Expected behavior: require a numeric value, or explicitly document and normalize
the default value for bare flags.
Rust clone handling: bare `--threshold` and bare `--exitCode` are mirrored for
CLI compatibility. The `--exitCode` behavior remains an upstream bug candidate,
but preserving it is cheaper than leaving a visible CLI parity gap.
## Bare optional string CLI flags produce inconsistent failures
Status: observed on the `jscpd` submodule during compatibility work.

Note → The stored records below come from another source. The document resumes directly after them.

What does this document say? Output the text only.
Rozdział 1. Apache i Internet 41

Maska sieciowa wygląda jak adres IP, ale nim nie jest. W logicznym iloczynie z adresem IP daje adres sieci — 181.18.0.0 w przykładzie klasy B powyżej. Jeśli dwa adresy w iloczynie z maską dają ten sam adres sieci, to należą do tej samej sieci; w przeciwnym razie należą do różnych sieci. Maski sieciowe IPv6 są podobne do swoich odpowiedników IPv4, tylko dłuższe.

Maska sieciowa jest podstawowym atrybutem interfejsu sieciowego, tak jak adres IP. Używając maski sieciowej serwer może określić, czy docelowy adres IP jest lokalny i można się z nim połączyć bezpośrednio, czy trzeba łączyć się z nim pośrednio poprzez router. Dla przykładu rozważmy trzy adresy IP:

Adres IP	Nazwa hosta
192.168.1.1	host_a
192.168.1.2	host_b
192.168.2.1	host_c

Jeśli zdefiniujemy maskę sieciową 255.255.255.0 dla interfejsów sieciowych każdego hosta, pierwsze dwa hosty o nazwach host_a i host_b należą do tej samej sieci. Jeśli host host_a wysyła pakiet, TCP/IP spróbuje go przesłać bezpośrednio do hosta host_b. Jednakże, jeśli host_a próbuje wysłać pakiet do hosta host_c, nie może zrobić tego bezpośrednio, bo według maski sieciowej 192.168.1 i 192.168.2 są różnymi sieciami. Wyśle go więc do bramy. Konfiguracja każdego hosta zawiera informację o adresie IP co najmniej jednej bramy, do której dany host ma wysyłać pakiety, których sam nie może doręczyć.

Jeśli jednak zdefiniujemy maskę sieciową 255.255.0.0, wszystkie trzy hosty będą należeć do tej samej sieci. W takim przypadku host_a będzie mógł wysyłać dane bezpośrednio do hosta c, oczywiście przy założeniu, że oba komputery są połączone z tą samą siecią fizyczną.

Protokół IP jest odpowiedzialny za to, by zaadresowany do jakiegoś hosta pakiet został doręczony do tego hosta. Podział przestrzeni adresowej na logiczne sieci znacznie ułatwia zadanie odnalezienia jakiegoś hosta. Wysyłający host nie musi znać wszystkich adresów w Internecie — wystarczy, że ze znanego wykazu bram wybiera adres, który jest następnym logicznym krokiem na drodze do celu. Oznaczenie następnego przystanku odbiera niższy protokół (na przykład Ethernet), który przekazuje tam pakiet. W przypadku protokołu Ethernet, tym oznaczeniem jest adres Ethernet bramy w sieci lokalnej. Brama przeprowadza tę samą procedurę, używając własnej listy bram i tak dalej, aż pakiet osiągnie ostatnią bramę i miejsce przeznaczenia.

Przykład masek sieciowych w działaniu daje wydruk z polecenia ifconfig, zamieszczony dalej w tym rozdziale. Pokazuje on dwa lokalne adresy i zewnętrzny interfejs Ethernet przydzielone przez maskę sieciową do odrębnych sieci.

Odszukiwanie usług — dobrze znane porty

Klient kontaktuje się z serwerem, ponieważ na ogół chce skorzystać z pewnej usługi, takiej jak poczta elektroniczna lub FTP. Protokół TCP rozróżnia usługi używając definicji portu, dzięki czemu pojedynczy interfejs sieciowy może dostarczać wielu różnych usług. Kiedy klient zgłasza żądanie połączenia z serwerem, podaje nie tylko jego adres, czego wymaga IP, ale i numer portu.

Several Commander string options are declared with optional values. When the
flag is passed without a value, Commander supplies boolean `true`, and later
runtime code either crashes with a type error or continues depending on whether
that option is used.
Repro shape:
```sh
node jscpd/apps/jscpd/bin/jscpd <flag> \
--silent \
--noTips \
jscpd/fixtures/clike/file2.c \
--min-tokens 20 \
--min-lines 3 \
--max-size 1mb
```
Observed first stdout lines:
| `--config` | 1 | `TypeError [ERR_INVALID_ARG_TYPE]: The "paths[0]" argument must be of type string. Received type boolean (true)` |
| `--ignore` | 1 | `TypeError: cli.ignore.split is not a function` |
| `--ignore-pattern` | 1 | `TypeError: cli.ignorePattern.split is not a function` |
| `--reporters` | 1 | `TypeError: cli.reporters.split is not a function` |
| `--mode` | 1 | `TypeError: mode is not a function` |
| `--format` | 1 | `TypeError: cli.format.split is not a function` |
| `--formats-exts` | 1 | `TypeError: extensions.split is not a function` |
| `--formats-names` | 1 | `TypeError: extensions.split is not a function` |
| `--output` | 0 | continues when no file-writing reporter uses `output` |
`--output --reporters json` later fails when the JSON reporter passes boolean
`true` to filesystem path creation.
Expected behavior: require string values for these flags, or normalize bare
flags before option conversion.
Rust clone handling: low-risk bare-value cases that upstream continues with are
mirrored, and the CLI gate now also mirrors the visible runtime TypeError shape
for bare `--ignore`, `--ignore-pattern`, `--reporters`, `--mode`, `--format`,
`--formats-exts`, `--formats-names`, and `--output` when a file-writing
reporter consumes the boolean output path. The `--output` case preserves the
different first-line TypeError strings from `fs.mkdirSync`-based reporters and
`path.join`-based reporters. These remain upstream bug candidates, but
preserving the visible command behavior removes a CLI parity gap.